The SMF’s findings show the difficulties in defining groups within the income distribution, not least because the proportion of middle-earners moving up it since 2007 is greater than the proportion moving down it. This not only highlights the significant labour market churn that can occur during a period of economic stress, but also that pay progression and mobility can be achieved. The research also shows how middle-income households combatted the downturn between 2007 and 2012; food bills were reduced by switching to cheaper products, spending on leisure activities was cut back, and mortgages became cheaper due to historically low interest rates. But these benefits cannot, by and large, be realised by low-income households, which face a different set of problems. As IFS analysis shows, those at the bottom of the income distribution spend a greater proportion of household budgets on food and rent than those at the top, and less on leisure activities and mortgage interest payments. This means that there is less capacity to substitute away from spending on leisure when real incomes fall, and less direct gain from five years of a 0.5% Base Rate. The flip side of this is that these households are likely to gain more from state tax and benefit transfers than middle income households.
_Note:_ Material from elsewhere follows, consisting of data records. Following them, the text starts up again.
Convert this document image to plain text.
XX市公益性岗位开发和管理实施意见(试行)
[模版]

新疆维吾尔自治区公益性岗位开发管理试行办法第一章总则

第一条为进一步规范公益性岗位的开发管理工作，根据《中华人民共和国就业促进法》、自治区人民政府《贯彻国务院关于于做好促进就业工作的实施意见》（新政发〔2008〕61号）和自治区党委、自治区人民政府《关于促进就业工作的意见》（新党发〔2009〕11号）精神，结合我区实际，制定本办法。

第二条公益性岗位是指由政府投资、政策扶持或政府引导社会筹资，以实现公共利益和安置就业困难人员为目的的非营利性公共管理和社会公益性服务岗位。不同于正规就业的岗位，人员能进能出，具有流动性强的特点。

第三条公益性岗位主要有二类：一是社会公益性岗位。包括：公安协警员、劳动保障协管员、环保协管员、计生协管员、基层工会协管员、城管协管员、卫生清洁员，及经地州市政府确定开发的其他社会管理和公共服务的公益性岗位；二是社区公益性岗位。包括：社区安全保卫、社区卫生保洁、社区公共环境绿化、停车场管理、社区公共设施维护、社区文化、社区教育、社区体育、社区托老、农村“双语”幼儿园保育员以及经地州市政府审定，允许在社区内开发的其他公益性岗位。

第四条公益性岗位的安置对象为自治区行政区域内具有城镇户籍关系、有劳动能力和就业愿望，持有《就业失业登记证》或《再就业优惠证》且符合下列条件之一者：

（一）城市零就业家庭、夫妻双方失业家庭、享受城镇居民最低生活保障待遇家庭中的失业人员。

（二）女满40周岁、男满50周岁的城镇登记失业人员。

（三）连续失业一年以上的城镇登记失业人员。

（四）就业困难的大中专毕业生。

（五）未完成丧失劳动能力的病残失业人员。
This shows that different parts of the income distribution can have very different characteristics, and there are numerous factors that can dictate changes in living standards. Looking further back than the start of the crisis, distinct income patterns are also evident. Policy Exchange research has found that between 1997 and 2009 wage growth was slowest in the lower-middle part of the income distribution, and fastest at the bottom and top, which raises questions around the “hollowing out” of the labour market, the ability of employees to achieve pay progression and the impact of the National Minimum Wage across all incomes. This led us to ask what type of public policy intervention could help all pay packets, and in our recent report, Taxing Jobs, we argued that the link between productivity and pay has remained robust during the recession, and that the most effective way to stimulate a recovery in wages would be to cut Employer National Insurance contributions. Not only would this incentivise hiring and competition amongst firms to attract workers, it also recognises what the evidence tells us, which is that trying to pin down interventions for specific income groups is very difficult to achieve.